A way to deal with additional data processing on download?

fiboa / cli

CLI for fiboa (validation, inspection, schema and file creation, etc.)

https://pypi.org/project/fiboa-cli/

Apache License 2.0

0 stars 7 forks source link

A way to deal with additional data processing on download? #36

Closed cholmes closed 4 months ago

cholmes commented 6 months ago

When working on #31 I tried to directly download the data from the eurocrops source https://zenodo.org/records/8229128/files/FR_2018.zip But the file structure in the downloaded zip is:

Archive:  tmp0erqmpte.zip
   creating: FR_2018/
  inflating: FR_2018/FR_2018_EC21.prj  
  inflating: FR_2018/FR_2018_EC21.dbf  
  inflating: FR_2018/FR_2018_EC21.shp  
  inflating: FR_2018/FR_2018_EC21.cpg  
  inflating: FR_2018/FR_2018_EC21.shx

Geopandas doesn't like that. I just ended up calling the local, unzipped file, but now there's not a way for people to get the data from the source.

I think it's ok for now, I put in the flatgeobuf from source https://data.source.coop/cholmes/eurocrops/unprojected/flatgeobuf/FR_2018_EC21.fgb which I think should work, though I've not yet tested the 6 gig download in one go. But it seems like it'd be better to be able to have some way to handle this? Perhaps another 'block' in the template where you can put some python code to do 'pre-processing'?

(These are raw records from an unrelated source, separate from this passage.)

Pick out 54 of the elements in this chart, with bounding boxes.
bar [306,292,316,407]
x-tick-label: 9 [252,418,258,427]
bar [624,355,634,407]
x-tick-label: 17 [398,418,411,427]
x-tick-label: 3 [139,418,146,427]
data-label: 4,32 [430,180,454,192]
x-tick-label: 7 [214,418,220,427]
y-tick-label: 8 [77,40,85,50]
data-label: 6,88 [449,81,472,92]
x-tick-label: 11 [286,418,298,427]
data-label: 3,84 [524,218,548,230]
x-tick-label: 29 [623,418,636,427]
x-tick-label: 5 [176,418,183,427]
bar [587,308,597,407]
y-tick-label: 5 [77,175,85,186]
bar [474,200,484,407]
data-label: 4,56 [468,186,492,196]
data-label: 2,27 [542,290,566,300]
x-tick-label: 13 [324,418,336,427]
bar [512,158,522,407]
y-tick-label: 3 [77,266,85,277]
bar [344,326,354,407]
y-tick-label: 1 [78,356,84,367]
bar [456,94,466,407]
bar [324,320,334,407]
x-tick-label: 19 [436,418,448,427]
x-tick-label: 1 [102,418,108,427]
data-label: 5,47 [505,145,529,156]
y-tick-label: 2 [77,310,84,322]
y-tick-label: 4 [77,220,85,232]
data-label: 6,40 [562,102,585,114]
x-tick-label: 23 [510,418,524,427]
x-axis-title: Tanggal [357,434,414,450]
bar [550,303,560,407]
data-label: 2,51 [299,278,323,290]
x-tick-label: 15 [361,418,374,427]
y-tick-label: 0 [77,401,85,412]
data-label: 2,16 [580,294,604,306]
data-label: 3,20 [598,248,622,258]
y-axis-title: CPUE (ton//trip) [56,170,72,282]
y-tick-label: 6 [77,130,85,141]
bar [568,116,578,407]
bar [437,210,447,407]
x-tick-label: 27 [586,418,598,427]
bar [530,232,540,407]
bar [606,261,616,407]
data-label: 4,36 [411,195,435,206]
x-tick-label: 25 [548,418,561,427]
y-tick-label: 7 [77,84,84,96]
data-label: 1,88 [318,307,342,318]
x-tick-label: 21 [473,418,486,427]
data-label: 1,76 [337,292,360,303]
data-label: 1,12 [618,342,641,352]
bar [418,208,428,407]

cholmes commented 6 months ago

Ok, and now I've got a much more complicated one, see https://phys-techsciences.datastations.nl/dataset.xhtml?persistentId=doi:10.17026/dans-xy6-ngg6

This has two datasets that will be part of fieldscapes. It looks like it's a 100+ individual geopackages for cambodia areas and vietnam areas. So the ideal 'pre-processing' would need to combine them all into one geopackage.

Though I also could just download them all, combine them, and put them on source cooperative, and then have the converter use that - then we wouldn't need to build pre-processing logic into the converter.

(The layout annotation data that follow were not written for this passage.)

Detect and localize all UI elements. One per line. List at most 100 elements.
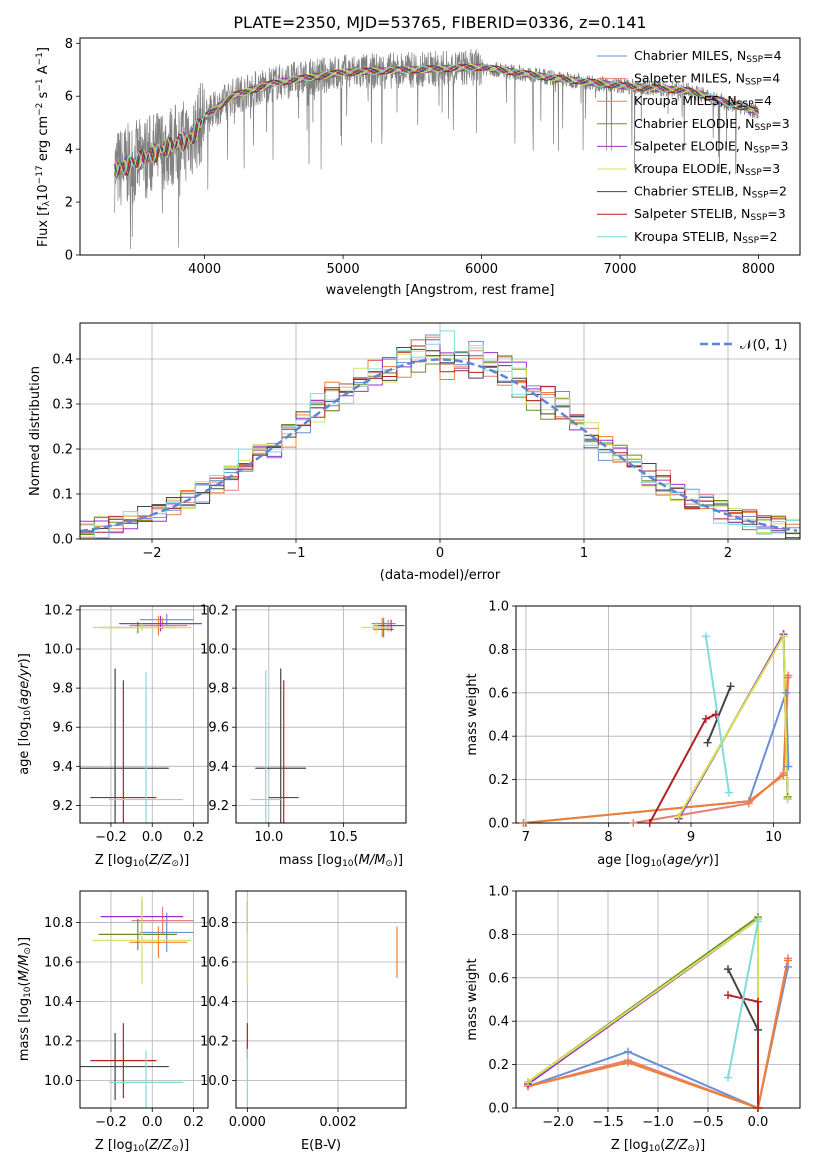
legend-entry: Salpeter STELIB, NSSP=3 (634, 206, 786, 223)
axes-frame (235, 890, 407, 1109)
weight-series-line (677, 630, 789, 820)
y-tick-label: 9.8 (208, 682, 229, 697)
legend-gaussian-label: 𝒩(0, 1) (740, 338, 787, 353)
y-tick-label: 10.2 (44, 1034, 73, 1049)
panel-weight-vs-age: 7 8 9 10 0.0 0.2 0.4 0.6 0.8 1.0 age [log10(age/yr… (465, 600, 801, 869)
x-tick-label: 0.2 (183, 830, 204, 845)
weight-marker (703, 738, 712, 747)
weight-marker (724, 991, 732, 1000)
y-tick-label: 10.8 (200, 916, 229, 931)
axes-frame (79, 37, 801, 256)
axes-frame (235, 605, 407, 824)
y-tick-label: 9.6 (208, 721, 229, 736)
x-tick-label: 6000 (465, 262, 498, 277)
weight-marker (524, 1077, 532, 1086)
x-tick-label: 4000 (188, 262, 221, 277)
weight-marker (784, 762, 793, 771)
spectrum-model-line (114, 63, 759, 173)
x-axis-label: Z [log10(Z/Z⊙)] (611, 1138, 705, 1154)
y-tick-label: 9.2 (52, 799, 73, 814)
x-axis-label: age [log10(age/yr)] (597, 853, 719, 869)
legend-entry: Kroupa STELIB, NSSP=2 (634, 229, 778, 246)
spectrum-legend: Chabrier MILES, NSSP=4 Salpeter MILES, NS… (597, 48, 790, 246)
y-tick-label: 10.2 (200, 1034, 229, 1049)
x-tick-label: −1.0 (642, 1115, 674, 1130)
plot-area (114, 49, 759, 250)
y-tick-label: 9.8 (52, 682, 73, 697)
y-tick-label: 4 (65, 143, 73, 158)
weight-marker (624, 1058, 632, 1067)
legend-entry: Salpeter ELODIE, NSSP=3 (634, 138, 788, 155)
legend-entry: Chabrier STELIB, NSSP=2 (634, 184, 787, 201)
x-tick-label: 0.0 (142, 830, 163, 845)
y-tick-label: 0.6 (488, 971, 509, 986)
x-axis-label: Z [log10(Z/Z⊙)] (95, 1138, 189, 1154)
y-axis-label: Normed distribution (28, 366, 43, 496)
weight-marker (629, 819, 638, 827)
weight-marker (754, 997, 762, 1006)
y-tick-label: 2 (65, 196, 73, 211)
weight-marker (754, 1025, 762, 1034)
y-tick-label: 10.0 (200, 1074, 229, 1089)
axes-frame (515, 605, 801, 824)
x-tick-label: 9 (687, 830, 695, 845)
x-axis-label: E(B-V) (301, 1138, 341, 1153)
histogram-step (80, 330, 800, 538)
spectrum-model-line (114, 64, 759, 181)
x-tick-label: 1 (580, 546, 588, 561)
y-tick-label: 0.4 (488, 730, 509, 745)
x-tick-label: −1.5 (592, 1115, 624, 1130)
x-tick-label: 5000 (327, 262, 360, 277)
y-tick-label: 10.2 (44, 603, 73, 618)
y-tick-label: 0.2 (52, 443, 73, 458)
spectrum-model-line (114, 63, 759, 175)
x-tick-label: −0.2 (95, 830, 127, 845)
y-tick-label: 9.2 (208, 799, 229, 814)
y-tick-label: 10.4 (44, 995, 73, 1010)
y-tick-label: 0.4 (488, 1015, 509, 1030)
plot-area (250, 617, 405, 823)
y-tick-label: 10.2 (200, 603, 229, 618)
y-tick-label: 10.8 (44, 916, 73, 931)
y-tick-label: 0.0 (488, 817, 509, 832)
weight-marker (724, 965, 732, 974)
legend-entry: Kroupa MILES, NSSP=4 (634, 93, 772, 110)
weight-marker (711, 710, 720, 719)
plot-area (523, 630, 790, 823)
weight-marker (754, 917, 762, 926)
y-tick-label: 9.4 (52, 760, 73, 775)
axes-frame (79, 890, 209, 1109)
y-tick-label: 10.6 (200, 956, 229, 971)
x-tick-label: 0.002 (319, 1115, 356, 1130)
weight-marker (783, 673, 792, 682)
weight-series-line (527, 917, 759, 1108)
weight-marker (744, 797, 753, 806)
x-axis-label: (data-model)/error (380, 568, 501, 583)
legend-entry: Chabrier ELODIE, NSSP=3 (634, 116, 790, 133)
spectrum-model-line (114, 63, 759, 175)
x-axis-label: wavelength [Angstrom, rest frame] (326, 283, 555, 298)
y-tick-label: 0 (65, 249, 73, 264)
x-tick-label: 0.000 (229, 1115, 266, 1130)
weight-marker (701, 714, 710, 723)
x-tick-label: −2.0 (542, 1115, 574, 1130)
figure-title: PLATE=2350, MJD=53765, FIBERID=0336, z=0… (233, 13, 646, 32)
y-axis-label: mass weight (465, 958, 480, 1040)
y-axis-label: mass [log10(M/M⊙)] (17, 937, 33, 1061)
y-tick-label: 9.6 (52, 721, 73, 736)
weight-marker (779, 771, 788, 780)
panel-age-vs-mass: 10.0 10.5 9.2 9.4 9.6 9.8 10.0 10.2 mass [log10(… (200, 603, 407, 869)
y-axis-label: mass weight (465, 673, 480, 755)
panel-age-vs-z: −0.2 0.0 0.2 9.2 9.4 9.6 9.8 10.0 10.2 Z [log10(Z… (17, 603, 209, 869)
weight-series-line (633, 675, 790, 823)
legend-entry: Chabrier MILES, NSSP=4 (634, 48, 782, 65)
y-tick-label: 1.0 (488, 600, 509, 615)
y-tick-label: 0.3 (52, 398, 73, 413)
weight-marker (624, 1047, 632, 1056)
x-tick-label: 7 (522, 830, 530, 845)
panel-weight-vs-z: −2.0 −1.5 −1.0 −0.5 0.0 0.0 0.2 0.4 0.6 0.8 1.0 Z [… (465, 885, 801, 1154)
weight-series-line (677, 632, 789, 818)
plot-area (246, 896, 398, 1108)
weight-marker (781, 688, 790, 697)
y-axis-label: age [log10(age/yr)] (17, 653, 33, 775)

(I have memories of some other field boundary dataset that was really weird, but can't find it now, but I'm sure there are some other examples)

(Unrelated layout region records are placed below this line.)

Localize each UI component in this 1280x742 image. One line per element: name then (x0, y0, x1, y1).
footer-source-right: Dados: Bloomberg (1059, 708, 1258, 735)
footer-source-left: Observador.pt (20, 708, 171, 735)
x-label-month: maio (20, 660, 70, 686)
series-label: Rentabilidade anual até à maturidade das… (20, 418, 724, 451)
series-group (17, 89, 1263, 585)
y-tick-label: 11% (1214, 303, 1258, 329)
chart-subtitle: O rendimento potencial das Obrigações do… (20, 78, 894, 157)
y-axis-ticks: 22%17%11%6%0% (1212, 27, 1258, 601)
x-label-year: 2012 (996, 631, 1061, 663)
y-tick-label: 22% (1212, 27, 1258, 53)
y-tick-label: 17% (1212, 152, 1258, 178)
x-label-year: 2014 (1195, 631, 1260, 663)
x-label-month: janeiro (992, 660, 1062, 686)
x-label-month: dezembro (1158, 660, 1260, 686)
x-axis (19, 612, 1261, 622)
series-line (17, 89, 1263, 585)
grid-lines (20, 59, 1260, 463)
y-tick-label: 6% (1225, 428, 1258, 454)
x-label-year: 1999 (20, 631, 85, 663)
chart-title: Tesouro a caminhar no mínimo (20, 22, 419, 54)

m-mohr commented 6 months ago

Yeah, that sounds reasonable. There are some existing solutions in the implementations, which may solve it for you:

at: Show ZIP extraction and picking a file from it (that's the pre-processing pretty much, we can check whether this needs a separate abstraction point)
de_bb: Shows how to pick a specific shapefile from a ZIP through the layers option

We could certainly also allow a list of URIs and concatenate them, but this only works for simpler cases. Once it starts with different projections etc, it will need custom code.

m-mohr commented 6 months ago

On the other hand, look at the at datasets implementation. It's relatively simple to do the extraction and then to pick a file.

m-mohr commented 4 months ago

Forgot to close, this is solved now.